Managing saved versions

The Saved versions section on the main Ingredients page lists all your in-progress drafts. For each version you can:

  • Load and edit — Re-open the version to continue making changes
  • Preview — Jump directly into Live Preview for that version
  • Delete — Remove the version and discard its changes

Multiple users can have their own versions open and in progress at the same time. File conflicts (described above) are how the tool surfaces cases where parallel edits may overlap.

Tips and best practices

Preview before you publish. Since publishing can’t be undone, it’s worth spending a few minutes in Live Preview — especially for stylesheet changes, which can have broad effects across the calendar.

Use descriptive version names and descriptions. Version titles are short (letters, numbers, hyphens), but the description field lets you explain what you’re doing and why. This is especially helpful if multiple people are working on ingredients around the same time.

Small, focused versions are easier to manage. A version that changes one or two files is easier to preview and debug than one that changes a dozen. For a large redesign, consider breaking work into logical chunks.

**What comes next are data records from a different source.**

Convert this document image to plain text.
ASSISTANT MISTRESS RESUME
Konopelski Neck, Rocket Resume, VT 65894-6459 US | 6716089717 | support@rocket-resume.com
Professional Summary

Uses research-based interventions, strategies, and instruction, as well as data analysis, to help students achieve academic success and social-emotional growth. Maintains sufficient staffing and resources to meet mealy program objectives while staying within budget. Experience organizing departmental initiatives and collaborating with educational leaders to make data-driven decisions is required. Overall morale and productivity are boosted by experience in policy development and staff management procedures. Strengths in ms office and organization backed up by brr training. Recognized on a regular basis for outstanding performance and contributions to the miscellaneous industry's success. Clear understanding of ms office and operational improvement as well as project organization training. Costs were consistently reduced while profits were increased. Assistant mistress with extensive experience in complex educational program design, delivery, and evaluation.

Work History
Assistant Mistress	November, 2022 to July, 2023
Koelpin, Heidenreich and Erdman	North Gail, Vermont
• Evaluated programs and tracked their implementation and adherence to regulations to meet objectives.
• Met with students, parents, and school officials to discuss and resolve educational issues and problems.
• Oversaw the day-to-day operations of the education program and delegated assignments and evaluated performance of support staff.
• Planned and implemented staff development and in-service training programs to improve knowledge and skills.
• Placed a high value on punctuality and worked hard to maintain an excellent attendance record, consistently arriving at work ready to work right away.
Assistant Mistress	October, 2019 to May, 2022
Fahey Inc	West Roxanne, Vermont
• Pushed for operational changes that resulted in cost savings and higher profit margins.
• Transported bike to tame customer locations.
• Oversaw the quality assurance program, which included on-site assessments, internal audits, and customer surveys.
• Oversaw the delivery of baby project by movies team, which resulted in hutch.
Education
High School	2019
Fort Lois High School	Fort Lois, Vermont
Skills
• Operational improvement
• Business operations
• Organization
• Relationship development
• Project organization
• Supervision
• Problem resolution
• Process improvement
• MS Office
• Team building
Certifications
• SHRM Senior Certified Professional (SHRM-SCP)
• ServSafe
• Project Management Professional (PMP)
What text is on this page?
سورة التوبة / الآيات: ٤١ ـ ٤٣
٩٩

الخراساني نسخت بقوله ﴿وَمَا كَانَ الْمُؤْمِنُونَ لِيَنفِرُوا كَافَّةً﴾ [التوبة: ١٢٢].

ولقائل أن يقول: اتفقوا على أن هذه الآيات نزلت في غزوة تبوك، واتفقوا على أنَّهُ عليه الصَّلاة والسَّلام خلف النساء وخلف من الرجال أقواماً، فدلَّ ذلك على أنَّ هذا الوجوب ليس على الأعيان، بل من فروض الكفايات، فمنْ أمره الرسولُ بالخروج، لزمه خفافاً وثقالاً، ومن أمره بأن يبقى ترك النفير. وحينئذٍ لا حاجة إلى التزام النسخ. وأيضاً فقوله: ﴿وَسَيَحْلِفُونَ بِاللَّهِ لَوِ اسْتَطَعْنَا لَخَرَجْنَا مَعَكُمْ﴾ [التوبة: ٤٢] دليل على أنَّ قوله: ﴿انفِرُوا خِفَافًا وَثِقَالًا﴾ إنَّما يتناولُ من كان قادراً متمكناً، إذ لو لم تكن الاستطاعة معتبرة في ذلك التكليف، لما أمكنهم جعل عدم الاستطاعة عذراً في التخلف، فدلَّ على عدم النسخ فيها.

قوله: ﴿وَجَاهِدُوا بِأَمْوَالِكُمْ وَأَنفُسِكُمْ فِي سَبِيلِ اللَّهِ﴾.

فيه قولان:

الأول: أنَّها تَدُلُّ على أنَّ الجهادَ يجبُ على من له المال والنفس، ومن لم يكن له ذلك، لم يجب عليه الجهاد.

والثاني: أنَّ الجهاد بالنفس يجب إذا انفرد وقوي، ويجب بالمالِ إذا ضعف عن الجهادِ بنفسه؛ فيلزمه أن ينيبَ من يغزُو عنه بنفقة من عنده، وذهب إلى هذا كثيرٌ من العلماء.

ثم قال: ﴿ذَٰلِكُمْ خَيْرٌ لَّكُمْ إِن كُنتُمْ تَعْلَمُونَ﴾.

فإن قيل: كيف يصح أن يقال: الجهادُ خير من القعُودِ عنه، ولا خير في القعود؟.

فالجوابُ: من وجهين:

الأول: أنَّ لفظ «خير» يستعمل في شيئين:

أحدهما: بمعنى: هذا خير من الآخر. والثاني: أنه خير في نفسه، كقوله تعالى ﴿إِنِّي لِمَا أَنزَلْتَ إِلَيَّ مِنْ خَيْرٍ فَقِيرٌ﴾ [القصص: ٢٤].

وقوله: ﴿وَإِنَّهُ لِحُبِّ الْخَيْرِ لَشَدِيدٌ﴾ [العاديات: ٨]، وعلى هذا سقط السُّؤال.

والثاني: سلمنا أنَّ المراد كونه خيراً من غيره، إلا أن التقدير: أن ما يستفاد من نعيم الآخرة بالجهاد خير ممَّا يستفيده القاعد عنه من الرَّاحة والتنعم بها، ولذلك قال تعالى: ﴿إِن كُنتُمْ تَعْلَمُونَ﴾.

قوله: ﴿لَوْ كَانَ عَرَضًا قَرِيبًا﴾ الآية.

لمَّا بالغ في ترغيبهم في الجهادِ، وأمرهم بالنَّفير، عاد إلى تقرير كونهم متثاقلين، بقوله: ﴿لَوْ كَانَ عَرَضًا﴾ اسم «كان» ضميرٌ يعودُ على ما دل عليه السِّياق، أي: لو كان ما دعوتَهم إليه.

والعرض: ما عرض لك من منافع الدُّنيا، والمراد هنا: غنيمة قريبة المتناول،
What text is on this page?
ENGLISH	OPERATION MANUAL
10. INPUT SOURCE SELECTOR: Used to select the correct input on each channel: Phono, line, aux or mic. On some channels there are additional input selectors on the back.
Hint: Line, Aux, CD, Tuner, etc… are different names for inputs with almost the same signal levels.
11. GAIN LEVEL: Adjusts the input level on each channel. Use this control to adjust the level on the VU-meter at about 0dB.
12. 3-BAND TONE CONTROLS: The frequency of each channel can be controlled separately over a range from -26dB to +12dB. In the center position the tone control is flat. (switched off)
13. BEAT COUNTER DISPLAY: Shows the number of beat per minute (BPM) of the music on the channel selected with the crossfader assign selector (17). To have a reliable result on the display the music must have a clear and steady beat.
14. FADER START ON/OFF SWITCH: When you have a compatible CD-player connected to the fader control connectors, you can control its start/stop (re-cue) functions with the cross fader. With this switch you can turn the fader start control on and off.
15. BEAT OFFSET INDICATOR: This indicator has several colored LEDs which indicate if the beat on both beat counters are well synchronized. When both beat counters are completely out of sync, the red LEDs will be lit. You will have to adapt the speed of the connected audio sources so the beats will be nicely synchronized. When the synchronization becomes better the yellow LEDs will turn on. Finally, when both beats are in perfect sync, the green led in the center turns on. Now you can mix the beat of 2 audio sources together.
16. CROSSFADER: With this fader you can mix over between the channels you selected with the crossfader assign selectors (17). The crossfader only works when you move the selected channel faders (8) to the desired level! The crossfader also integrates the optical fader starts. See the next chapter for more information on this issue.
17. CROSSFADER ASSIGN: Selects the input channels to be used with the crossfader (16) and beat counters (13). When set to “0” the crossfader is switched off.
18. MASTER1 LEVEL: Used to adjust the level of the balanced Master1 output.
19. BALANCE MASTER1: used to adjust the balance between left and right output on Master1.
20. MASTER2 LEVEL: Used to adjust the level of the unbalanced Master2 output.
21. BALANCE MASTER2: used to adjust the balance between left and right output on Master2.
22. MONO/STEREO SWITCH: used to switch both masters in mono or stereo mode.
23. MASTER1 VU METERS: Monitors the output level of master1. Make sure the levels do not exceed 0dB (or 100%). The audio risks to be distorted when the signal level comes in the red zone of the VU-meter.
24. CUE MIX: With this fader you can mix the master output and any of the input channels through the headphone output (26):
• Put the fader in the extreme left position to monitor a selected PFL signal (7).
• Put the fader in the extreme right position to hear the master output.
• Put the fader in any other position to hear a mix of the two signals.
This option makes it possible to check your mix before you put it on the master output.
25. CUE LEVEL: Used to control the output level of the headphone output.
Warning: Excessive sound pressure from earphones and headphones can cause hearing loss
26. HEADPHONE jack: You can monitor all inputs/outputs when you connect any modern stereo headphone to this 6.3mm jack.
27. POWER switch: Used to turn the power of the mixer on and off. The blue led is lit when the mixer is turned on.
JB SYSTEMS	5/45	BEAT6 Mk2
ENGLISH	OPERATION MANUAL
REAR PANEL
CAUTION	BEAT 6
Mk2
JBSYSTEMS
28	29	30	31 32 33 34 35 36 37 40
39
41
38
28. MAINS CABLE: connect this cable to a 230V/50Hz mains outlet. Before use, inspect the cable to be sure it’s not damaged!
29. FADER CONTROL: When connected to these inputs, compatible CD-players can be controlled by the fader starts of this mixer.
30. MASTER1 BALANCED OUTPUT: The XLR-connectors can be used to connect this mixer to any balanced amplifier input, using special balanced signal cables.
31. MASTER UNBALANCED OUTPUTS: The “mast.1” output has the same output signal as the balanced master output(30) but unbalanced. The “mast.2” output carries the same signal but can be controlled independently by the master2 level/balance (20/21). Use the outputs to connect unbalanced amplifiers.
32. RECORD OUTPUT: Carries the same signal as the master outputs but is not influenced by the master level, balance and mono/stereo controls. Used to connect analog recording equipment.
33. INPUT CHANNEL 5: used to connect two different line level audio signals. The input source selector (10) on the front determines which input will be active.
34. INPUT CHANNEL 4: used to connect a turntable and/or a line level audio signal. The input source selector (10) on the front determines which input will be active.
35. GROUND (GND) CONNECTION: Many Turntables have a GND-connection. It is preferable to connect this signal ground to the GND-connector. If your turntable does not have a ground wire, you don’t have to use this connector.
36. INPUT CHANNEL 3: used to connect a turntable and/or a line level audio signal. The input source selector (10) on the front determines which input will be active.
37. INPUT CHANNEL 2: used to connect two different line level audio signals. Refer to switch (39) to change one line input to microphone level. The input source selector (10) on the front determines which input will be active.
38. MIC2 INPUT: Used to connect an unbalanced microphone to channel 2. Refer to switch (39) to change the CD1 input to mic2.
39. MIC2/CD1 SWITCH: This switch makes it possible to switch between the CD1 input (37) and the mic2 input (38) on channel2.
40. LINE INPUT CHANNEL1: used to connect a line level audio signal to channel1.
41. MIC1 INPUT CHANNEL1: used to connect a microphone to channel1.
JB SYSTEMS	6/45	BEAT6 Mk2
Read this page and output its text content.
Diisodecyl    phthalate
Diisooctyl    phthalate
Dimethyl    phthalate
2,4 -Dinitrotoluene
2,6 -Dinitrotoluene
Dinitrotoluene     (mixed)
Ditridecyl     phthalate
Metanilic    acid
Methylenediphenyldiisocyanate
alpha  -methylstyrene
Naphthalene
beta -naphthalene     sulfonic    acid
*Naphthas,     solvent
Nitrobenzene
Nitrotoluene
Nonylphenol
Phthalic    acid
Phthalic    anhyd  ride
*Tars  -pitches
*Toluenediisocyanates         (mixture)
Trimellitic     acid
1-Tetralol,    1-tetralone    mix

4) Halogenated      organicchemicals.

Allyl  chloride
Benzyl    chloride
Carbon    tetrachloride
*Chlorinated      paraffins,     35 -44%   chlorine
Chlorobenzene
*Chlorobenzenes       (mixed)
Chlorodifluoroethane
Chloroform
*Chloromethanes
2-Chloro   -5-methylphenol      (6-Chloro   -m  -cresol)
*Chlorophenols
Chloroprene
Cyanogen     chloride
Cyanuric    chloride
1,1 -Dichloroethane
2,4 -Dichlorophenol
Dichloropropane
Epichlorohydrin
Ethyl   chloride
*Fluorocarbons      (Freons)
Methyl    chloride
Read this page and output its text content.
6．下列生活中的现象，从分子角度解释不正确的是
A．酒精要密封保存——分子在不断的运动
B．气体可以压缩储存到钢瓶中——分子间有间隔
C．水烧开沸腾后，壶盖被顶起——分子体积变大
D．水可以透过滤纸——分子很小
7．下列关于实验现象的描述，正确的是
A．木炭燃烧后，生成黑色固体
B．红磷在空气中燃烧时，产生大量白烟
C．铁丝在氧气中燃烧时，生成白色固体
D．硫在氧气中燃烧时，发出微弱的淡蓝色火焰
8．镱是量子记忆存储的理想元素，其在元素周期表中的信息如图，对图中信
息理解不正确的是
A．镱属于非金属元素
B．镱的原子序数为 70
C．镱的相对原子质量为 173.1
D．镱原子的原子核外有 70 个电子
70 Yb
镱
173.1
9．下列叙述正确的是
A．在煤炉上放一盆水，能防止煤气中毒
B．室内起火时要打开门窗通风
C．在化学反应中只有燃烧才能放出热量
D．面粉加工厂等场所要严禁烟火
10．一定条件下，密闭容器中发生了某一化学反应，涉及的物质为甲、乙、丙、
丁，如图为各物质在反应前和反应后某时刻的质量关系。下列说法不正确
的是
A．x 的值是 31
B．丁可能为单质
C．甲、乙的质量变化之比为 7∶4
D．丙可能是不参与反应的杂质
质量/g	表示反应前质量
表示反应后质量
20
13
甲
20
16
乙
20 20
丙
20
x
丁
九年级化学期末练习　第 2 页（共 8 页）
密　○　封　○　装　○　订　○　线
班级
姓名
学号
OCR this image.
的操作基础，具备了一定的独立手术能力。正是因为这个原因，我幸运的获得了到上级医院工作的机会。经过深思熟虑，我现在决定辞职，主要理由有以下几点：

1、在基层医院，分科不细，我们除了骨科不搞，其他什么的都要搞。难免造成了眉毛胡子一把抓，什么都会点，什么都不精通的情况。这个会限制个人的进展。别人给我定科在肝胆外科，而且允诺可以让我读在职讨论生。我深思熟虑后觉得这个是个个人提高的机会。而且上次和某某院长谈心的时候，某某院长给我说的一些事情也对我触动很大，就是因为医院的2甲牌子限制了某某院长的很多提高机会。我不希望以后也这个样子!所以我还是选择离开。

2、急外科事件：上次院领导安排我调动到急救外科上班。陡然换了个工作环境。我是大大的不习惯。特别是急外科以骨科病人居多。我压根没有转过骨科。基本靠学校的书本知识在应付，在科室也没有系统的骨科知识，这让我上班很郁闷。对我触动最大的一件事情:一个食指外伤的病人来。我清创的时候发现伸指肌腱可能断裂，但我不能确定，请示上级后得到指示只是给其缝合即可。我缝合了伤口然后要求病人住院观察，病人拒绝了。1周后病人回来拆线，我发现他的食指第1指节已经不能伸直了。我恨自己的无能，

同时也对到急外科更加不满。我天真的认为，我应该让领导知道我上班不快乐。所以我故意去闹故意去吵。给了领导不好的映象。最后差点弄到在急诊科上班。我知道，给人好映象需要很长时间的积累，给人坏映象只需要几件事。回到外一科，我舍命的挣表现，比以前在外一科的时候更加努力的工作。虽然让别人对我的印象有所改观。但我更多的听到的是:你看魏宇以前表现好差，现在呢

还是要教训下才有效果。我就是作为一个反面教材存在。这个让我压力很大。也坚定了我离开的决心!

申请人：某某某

Watch for file conflicts before publishing. If your team uses SFTP and the Ingredients tool in parallel, conflicts are more likely. Check the conflict badge before hitting Publish.

For Developers: How versions are stored

Versions are stored on the filesystem at:

/_ingredients/_versions/{username}/{version_name}/

Inside that folder, the structure mirrors _ingredients/ itself — only the files changed in that version are present. This means you can create or update a version via the filesystem directly (for example, if you want to keep _ingredients under version control and push a batch of changes via SFTP). LiveWhale will discover new folders matching the version naming rules and register them automatically the next time the Ingredients tool is loaded.

For the full scope of theming — the file structure, inheritance model, and available theme files — see the LiveWhale Calendar Theming guide.